We know that the eccentricity(e) of the curve $\dfrac{{{y}^{2}}}{{{b}^{2}}}+\dfrac{{{x}^{2}}}{{{a}^{2}}}=1$ is given by e = $\sqrt{1-\left( \dfrac{{{a}^{2}}}{{{b}^{2}}} \right)}$ where b > a.
So in our given curve S if we take $1-r$ as $-{{a}^{2}}$ and $1+r$ as ${{b}^{2}}$, then we get the eccentricity of the given curve as,
e = $\sqrt{1-\dfrac{r-1}{r+1}}$
taking LCM of the equation we get,
e = $\sqrt{\dfrac{\left( r+1 \right)-\left( r-1 \right)}{r+1}}$
e = $\sqrt{\dfrac{2}{r+1}}$
Hence now if we observe and restrict the value of r as r > 1 then it will be an ellipse because then e < 1 and we know that when eccentricity is less than one then the curve is an ellipse.
Hence eccentricity is $\sqrt{\dfrac{2}{r+1}}$ and the given curve is an ellipse.

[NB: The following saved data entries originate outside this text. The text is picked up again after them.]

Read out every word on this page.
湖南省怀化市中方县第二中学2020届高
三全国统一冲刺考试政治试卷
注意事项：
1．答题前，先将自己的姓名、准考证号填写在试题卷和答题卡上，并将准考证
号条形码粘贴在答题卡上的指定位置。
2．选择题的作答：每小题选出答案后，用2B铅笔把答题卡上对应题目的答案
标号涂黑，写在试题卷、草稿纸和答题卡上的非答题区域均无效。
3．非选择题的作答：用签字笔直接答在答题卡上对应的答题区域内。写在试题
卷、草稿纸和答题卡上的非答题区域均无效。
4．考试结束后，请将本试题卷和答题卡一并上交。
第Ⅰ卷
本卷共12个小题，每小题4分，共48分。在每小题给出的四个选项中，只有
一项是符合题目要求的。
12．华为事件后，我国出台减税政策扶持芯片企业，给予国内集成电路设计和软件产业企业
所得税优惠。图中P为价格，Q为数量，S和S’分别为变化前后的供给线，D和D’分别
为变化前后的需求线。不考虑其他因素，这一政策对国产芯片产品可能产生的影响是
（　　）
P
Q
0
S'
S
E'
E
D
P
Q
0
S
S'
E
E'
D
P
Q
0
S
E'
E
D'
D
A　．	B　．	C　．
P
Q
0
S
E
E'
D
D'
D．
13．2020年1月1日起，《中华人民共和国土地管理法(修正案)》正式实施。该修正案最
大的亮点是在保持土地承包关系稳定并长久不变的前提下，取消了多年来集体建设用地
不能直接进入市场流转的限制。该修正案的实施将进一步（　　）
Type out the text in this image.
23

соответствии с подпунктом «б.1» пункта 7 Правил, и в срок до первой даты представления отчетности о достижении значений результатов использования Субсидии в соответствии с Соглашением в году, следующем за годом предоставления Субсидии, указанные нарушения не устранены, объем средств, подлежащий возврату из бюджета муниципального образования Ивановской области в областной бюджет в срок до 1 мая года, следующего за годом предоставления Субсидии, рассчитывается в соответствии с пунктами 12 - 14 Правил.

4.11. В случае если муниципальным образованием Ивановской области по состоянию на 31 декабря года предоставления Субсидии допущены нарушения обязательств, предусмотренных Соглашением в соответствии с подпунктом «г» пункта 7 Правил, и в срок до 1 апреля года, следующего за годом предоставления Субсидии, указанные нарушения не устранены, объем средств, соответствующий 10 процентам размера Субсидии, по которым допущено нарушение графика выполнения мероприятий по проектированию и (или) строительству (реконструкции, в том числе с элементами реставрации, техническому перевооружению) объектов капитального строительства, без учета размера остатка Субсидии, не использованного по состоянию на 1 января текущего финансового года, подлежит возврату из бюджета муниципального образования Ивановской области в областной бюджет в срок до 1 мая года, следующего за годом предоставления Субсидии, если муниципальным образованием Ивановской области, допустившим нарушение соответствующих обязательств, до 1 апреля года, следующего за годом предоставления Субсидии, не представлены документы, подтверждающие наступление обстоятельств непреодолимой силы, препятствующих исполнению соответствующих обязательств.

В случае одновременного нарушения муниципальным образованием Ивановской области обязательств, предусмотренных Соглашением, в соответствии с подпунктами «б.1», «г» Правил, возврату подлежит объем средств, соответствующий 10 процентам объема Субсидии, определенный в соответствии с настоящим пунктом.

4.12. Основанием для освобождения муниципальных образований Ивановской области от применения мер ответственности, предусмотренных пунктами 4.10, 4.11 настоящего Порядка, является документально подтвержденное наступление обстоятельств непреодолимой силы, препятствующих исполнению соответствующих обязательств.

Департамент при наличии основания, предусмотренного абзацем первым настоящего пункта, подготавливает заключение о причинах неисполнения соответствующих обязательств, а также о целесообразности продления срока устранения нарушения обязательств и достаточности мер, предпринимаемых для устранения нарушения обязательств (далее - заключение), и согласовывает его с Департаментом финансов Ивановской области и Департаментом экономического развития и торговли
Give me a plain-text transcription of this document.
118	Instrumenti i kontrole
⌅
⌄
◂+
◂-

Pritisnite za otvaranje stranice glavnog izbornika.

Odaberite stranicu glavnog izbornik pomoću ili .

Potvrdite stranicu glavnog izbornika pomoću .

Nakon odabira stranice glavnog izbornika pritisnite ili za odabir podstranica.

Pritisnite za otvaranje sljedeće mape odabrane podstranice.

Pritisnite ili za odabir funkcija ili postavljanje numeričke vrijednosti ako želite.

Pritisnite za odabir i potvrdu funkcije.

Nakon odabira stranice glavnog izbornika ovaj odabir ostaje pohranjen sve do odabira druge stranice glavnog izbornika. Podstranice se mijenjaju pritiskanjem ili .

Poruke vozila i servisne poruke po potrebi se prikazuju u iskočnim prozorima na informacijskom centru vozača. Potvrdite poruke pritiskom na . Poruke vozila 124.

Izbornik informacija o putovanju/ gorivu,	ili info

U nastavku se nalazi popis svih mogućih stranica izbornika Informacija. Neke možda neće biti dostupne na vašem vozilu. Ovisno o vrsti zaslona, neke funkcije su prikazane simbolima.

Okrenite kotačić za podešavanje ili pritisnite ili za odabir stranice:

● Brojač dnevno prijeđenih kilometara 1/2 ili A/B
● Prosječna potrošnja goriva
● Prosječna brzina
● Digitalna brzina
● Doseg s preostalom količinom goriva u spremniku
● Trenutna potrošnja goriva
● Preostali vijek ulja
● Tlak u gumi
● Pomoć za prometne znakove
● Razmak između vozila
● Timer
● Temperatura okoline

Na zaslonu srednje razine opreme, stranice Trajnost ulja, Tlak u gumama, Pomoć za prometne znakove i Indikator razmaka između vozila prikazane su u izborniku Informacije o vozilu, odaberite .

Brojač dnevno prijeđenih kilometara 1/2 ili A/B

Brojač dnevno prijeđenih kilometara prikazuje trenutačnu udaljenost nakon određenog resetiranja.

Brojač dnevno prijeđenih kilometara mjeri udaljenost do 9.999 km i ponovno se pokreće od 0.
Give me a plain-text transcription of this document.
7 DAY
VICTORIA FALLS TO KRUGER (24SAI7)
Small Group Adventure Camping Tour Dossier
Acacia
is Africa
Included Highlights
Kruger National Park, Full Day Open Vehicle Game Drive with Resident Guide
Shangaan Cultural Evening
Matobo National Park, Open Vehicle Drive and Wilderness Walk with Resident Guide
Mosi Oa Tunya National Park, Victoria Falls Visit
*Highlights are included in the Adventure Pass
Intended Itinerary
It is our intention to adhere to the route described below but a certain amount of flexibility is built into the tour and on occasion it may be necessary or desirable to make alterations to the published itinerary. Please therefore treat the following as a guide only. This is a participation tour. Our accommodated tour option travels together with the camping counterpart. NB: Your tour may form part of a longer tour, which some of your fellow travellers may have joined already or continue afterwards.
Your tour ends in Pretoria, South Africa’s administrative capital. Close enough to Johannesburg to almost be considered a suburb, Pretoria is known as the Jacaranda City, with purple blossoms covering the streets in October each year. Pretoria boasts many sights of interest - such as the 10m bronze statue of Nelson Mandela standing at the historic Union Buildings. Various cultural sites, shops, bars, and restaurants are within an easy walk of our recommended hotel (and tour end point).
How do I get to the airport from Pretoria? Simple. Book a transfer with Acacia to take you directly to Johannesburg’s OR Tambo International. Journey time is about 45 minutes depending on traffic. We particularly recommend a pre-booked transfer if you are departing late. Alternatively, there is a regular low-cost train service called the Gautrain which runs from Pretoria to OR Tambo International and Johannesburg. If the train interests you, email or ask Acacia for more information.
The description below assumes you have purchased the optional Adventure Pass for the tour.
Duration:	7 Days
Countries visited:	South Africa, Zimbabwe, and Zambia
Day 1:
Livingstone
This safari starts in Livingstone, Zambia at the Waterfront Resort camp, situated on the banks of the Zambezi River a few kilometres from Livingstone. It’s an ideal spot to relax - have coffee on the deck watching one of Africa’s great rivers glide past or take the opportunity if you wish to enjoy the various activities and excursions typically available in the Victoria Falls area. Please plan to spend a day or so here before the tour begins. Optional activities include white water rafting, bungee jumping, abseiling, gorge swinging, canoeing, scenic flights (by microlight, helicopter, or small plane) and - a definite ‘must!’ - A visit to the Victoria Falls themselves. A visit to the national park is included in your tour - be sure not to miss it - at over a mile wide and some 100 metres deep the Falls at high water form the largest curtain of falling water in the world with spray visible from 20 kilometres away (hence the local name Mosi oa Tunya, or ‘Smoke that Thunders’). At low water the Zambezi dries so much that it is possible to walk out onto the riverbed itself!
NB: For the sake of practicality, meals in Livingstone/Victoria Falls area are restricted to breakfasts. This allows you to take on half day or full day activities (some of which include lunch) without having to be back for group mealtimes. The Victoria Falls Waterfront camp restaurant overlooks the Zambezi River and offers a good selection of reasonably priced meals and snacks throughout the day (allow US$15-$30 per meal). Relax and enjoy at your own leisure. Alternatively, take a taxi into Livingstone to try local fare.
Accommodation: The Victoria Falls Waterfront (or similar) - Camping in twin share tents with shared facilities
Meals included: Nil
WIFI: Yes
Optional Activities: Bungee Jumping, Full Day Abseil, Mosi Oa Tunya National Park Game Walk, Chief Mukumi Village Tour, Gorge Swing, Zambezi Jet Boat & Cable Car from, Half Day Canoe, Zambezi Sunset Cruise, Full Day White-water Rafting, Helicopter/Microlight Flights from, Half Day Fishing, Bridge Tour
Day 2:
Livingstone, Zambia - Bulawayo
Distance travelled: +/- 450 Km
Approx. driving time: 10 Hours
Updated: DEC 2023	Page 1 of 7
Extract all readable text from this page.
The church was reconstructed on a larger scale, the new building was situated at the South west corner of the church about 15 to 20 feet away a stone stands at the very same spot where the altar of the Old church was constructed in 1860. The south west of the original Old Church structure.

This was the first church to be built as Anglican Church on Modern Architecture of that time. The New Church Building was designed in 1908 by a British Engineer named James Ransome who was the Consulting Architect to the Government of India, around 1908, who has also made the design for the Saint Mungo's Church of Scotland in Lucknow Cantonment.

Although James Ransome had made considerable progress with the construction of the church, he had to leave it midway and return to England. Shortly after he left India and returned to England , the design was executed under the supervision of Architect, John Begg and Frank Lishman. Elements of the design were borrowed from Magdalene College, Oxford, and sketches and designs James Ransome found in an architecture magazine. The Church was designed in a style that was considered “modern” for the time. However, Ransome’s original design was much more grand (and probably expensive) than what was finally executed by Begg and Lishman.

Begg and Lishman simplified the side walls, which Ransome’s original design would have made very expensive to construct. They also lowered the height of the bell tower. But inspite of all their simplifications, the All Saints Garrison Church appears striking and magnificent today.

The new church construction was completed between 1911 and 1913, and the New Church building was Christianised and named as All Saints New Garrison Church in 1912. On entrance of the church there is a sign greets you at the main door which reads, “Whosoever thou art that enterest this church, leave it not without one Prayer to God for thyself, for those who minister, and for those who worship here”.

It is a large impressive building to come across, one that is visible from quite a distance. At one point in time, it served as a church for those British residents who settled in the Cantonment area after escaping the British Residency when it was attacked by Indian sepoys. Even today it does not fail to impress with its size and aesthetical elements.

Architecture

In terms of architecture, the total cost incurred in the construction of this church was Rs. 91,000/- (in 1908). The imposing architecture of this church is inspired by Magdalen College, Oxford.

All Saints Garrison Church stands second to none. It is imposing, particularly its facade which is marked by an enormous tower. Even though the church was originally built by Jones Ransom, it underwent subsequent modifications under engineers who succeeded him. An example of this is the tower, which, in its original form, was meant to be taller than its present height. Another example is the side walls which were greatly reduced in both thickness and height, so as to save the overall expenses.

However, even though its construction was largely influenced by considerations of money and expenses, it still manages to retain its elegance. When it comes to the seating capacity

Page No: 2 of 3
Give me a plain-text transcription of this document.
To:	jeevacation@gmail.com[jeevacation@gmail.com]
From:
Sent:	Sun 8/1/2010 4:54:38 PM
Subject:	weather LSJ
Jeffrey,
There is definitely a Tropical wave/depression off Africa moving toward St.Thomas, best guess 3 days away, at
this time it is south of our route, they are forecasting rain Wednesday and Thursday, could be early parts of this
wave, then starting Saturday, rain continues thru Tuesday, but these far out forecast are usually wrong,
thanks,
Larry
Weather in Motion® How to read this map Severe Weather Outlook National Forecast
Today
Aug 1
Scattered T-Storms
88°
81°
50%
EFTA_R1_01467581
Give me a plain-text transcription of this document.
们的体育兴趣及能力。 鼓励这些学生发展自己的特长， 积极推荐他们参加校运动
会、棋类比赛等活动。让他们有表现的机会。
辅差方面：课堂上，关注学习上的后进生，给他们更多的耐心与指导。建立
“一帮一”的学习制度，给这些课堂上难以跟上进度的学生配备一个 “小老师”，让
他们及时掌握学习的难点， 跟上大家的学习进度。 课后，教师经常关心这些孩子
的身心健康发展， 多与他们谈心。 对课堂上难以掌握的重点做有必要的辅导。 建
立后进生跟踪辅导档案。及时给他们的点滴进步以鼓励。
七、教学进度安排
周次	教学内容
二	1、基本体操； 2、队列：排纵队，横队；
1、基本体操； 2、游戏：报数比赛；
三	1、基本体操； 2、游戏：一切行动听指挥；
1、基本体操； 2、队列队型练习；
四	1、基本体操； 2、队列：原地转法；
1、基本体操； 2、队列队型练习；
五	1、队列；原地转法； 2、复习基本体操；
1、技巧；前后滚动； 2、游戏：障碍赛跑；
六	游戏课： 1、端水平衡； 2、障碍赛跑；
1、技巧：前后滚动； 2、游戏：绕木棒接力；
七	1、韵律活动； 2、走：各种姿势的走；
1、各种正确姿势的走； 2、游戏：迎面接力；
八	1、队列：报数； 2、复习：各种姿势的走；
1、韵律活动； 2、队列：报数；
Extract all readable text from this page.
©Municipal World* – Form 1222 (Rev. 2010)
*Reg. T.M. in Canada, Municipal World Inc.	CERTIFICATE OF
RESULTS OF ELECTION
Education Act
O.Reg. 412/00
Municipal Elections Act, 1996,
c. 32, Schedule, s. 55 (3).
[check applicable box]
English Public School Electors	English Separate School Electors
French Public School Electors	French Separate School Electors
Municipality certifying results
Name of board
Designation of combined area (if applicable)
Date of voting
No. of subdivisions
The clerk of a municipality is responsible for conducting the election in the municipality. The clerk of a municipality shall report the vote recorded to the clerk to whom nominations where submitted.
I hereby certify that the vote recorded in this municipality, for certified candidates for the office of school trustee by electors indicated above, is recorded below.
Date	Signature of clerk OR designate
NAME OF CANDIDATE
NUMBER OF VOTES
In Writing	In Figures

So, option (d) is the correct answer.

Note:
You may make a mistake while finding the eccentricity i.e. we have let $1-r$ as $-{{a}^{2}}$ and not as ${{a}^{2}}$ because in the given curve S we have minus sign in between the equation instead of positive so to compensate that we have taken minus common from $1-r$ and then applied the general formula of eccentricity.